A simple fix to this is to sell a put spread instead of a naked put.  This means sell your OTM put and buy a further OTM put as protection.  This limits your losses, reduces your margin requirement and protects against vol spikes.  As your short put gains in value due to the underlying going down (delta effect) and gains in value due to vol increase (vega effect) your long further OTM put also gains in value due to delta and vega…  Also, because these are limited risk (not unlimited like short naked put) you can hold them longer and see if your underlying moves back in the favorable direction and allow time decay (theta effect) to work in your favor as both options lose value over time, the closer to the money short put faster.

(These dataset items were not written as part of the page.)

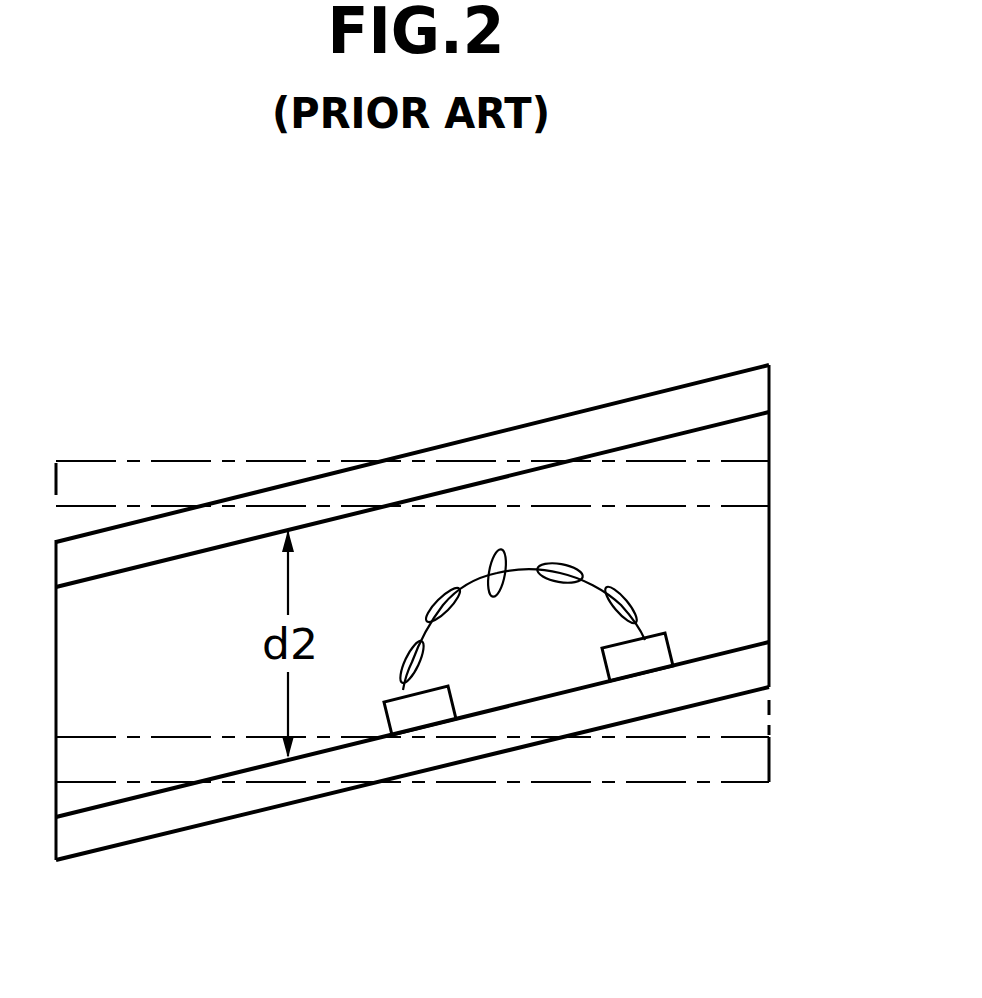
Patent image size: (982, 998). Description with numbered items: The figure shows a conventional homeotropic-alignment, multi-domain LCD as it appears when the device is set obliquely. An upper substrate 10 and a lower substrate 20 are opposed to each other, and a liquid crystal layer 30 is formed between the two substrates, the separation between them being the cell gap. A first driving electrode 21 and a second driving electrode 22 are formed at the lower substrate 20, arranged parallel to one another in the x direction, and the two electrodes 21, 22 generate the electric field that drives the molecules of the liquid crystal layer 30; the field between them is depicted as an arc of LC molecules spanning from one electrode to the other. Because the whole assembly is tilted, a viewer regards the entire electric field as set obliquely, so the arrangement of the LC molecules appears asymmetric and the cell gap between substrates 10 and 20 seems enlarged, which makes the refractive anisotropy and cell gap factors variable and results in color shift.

The upper substrate 10 is at (755, 392).
The lower substrate 20 is at (755, 668).
The liquid crystal layer 30 is at (755, 531).
The first driving electrode 21 is at (425, 713).
The second driving electrode 22 is at (637, 660).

Elwood, can I post this conversation to my blog and open it up to discussion through comments?  (I’ll just put a fake name for you)



08/23/2010 Elwood Blues sent in via email:

Thanks a lot for your quick reply! I thought about this strategy as well – the minus is only that it will also limit my possible profits…

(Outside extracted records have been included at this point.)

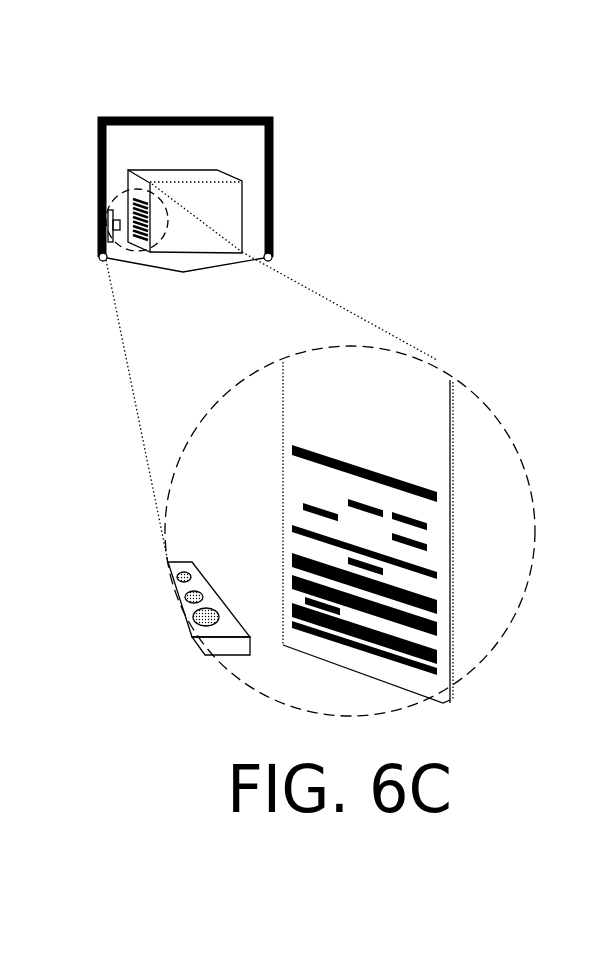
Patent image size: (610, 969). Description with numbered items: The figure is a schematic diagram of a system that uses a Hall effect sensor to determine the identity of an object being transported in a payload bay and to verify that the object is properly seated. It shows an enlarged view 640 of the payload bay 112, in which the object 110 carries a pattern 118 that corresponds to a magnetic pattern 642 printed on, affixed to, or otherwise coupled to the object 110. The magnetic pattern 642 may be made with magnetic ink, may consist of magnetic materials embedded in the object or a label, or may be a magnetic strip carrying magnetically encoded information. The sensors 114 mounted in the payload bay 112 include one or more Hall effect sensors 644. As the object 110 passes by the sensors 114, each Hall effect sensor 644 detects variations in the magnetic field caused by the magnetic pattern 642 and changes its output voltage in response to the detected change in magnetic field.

The enlarged view 640 is at (528, 90).
The payload bay 112 is at (278, 162).
The object 110 is at (402, 356).
The pattern 118 is at (293, 502).
The magnetic pattern 642 is at (430, 595).
The sensor 114 is at (187, 653).
The Hall effect sensor 644 is at (192, 612).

Sure you can put it to the blog!



4 Responses to Short naked put vs. short put vertical spread, open for discussion.

  1. I sell naked puts only on stocks I want to add to my portfolio. Specifically, if a stock is above what say Morningstar considers fair value, I’ll sell a naked put if the premium is enough to bring the final sale below fair value. If I get “put” the stock, I get the stock at a fair price. If not, I retain the premium and I’ll sell another one. I’ve also used bull put spreads to partially finance the purchase of calls. Used ratio put spreads as well on stocks that may more over-valued, but I still want to own, preferably for credit.

    • Hi Steven, thanks for the comment.

      I also sell puts when I want to buy stock. Very often I’ll buy the stock and sell a put at the same time. I hate when I sell a put and the stock rallies hard. I know my personality, this pisses me off. So, by buying the stock and selling the put I participate in the rally.

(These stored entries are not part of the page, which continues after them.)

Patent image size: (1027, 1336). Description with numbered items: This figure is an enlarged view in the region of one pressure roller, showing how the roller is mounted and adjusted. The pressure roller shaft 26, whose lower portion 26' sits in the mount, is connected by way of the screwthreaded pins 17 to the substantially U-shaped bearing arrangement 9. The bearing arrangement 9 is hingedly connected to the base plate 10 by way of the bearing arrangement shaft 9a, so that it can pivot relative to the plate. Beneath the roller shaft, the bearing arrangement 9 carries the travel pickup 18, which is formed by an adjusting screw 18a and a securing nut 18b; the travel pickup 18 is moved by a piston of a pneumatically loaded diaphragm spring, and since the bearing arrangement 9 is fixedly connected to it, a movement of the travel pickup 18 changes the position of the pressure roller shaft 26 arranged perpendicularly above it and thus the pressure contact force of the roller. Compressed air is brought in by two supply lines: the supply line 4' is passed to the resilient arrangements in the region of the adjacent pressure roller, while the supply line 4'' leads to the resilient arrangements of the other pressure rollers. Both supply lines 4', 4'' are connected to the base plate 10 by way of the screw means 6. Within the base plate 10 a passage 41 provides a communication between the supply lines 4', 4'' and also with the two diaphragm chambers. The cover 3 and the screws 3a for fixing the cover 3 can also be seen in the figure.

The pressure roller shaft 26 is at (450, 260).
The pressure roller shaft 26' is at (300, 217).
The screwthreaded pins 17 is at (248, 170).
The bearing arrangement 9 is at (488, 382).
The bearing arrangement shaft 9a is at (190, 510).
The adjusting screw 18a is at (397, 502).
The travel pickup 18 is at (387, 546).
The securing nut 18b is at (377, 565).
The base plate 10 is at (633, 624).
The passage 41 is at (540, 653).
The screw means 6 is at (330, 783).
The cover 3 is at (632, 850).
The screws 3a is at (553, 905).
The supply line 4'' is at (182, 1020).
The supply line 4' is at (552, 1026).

      Selling the bull put spread for a credit to finance the long call is very similar to a long combo (-p, +c, different strikes) or synthetic long stock (-p, +c, same strikes) without the unlimited downside risk. This kind of trade is very long vega. As the market goes up your puts become worthless and you’re just long calls which are long vega. Vega however, hedges your downside. As your underlying moves down your long calls become hurt by delta but helped by the increasing vega until they are worthless and then you’re just short a losing bull put vertical with limited risk.

      And finally, I really like your short put ratio spread idea. You’re right if the stock moves up and keep the credit for the spread and you’re right if the stock moves down into the short strike price keeping a huge gain and you can buy the stock cheaper than if you just sold the put alone if you get assigned!

  2. Good insight. I came to your blog from Surly Trader, and glad i did. I am option newbie so i’m just getting familiar with the lingo and options trading.

    Let’s say i buy the put spread (i guess the opposite of “sell your OTM put and buy a further OTM put”) i mean doesn’t it make sense to sell the spread when you are bullish on the underlying? Surly says put ratio spread generates credit so why not pick up extra $$ by selling more further OTM put? I tried to make that trade (paper money) on SPY options by buying 50 Nov 100 puts and selling 75 Nov 95 puts. But honestly i have no idea what is driving my P/L right now.

  3. Marylander, your long put ratio trade – is it a net credit or debit?

    Back to the original question, I only short naked puts or put spreads shortly after sharp negative events. IV is pushed up so much relative to mean reverting average that the risk-reward is acceptable. Otherwise, shorting puts & put spreads month-in, month-out will get you found out eventually. And even if you wanted to own the stock, there will be ones that will keep cratering and shatter your pnl.